I cast my vote at the courthouse last week, just in case I get stuck working on Election Day. I voted the straight ticket, so I filled in the little oval right next to the Democratic Party rooster. In virtually every other state, the Democratic emblem is the donkey, while the Republicans use the elephant. Not in Indiana. It’s the rooster and the eagle here.
The rooster as party emblem goes back to 1840, during the presidential campaign between Democrat Martin Van Buren and Whig William Henry Harrison. It was a tight race in Indiana, and both parties were calling out their best speakers to speak, or in the lingo of the time, to “crow” for their candidates. Joseph Chapman, a Democratic state representative from Greenfield, in Hancock County, was one such speaker. George Pattison, editor of the Indianapolis Constitution, sent a letter to the postmaster of Greenfield, which read in part, “Tell Chapman to Crow.”
Somehow the letter got into the hands of Whigs, who used the line to ridicule the Democrats. But the Whig effort backfired, and soon Democrats were chanting “Crow Chapman Crow. While Harrison won the election, the slogan stuck. Sometime later the Indiana Democratic Party adopted the rooster as its emblem.
After the Whig Party imploded in the 1850s, Northern Whigs and Free-Soil Democrats (those who opposed the expansion of slavery), formed the Republican Party. When Indiana Democrats urged voters to “vote for the big chick,” Republicans adopted the eagle, and the slogan, “Vote for the bird on the dollar.”

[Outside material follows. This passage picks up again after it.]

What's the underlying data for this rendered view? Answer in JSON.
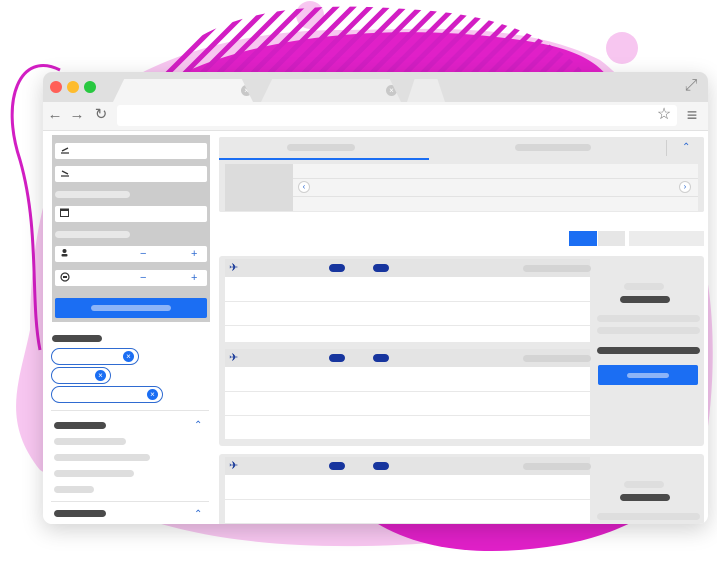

Thus, the Indiana rooster and eagle. The rooster emblem spread to other states, especially in the South, where it had more sinister legacy. The Alabama “white rooster” became a symbol of white supremacy. In the 1968 election, the Alabama ballot listed Hubert Humphrey under the Democratic donkey, but George Wallace, the segregationist candidate of the American Independent Party, had the rooster. In 1996 the Alabama Democratic Party formally adopted the donkey as its emblem due to the rooster’s racist associations.
But the Indiana rooster had no such legacy, so it remains the symbol of Indiana Democracy. Still, the reason for party emblems is mainly to aid illiterate voters. Illiteracy is much less common now than it was in the 1840s, but it still exists. For that reason I’ve argued that the donkey and elephant--universally recognized emblems--ought to be used on the Indiana ballot. It doesn’t seem likely to happen. Hoosiers are pretty stubborn.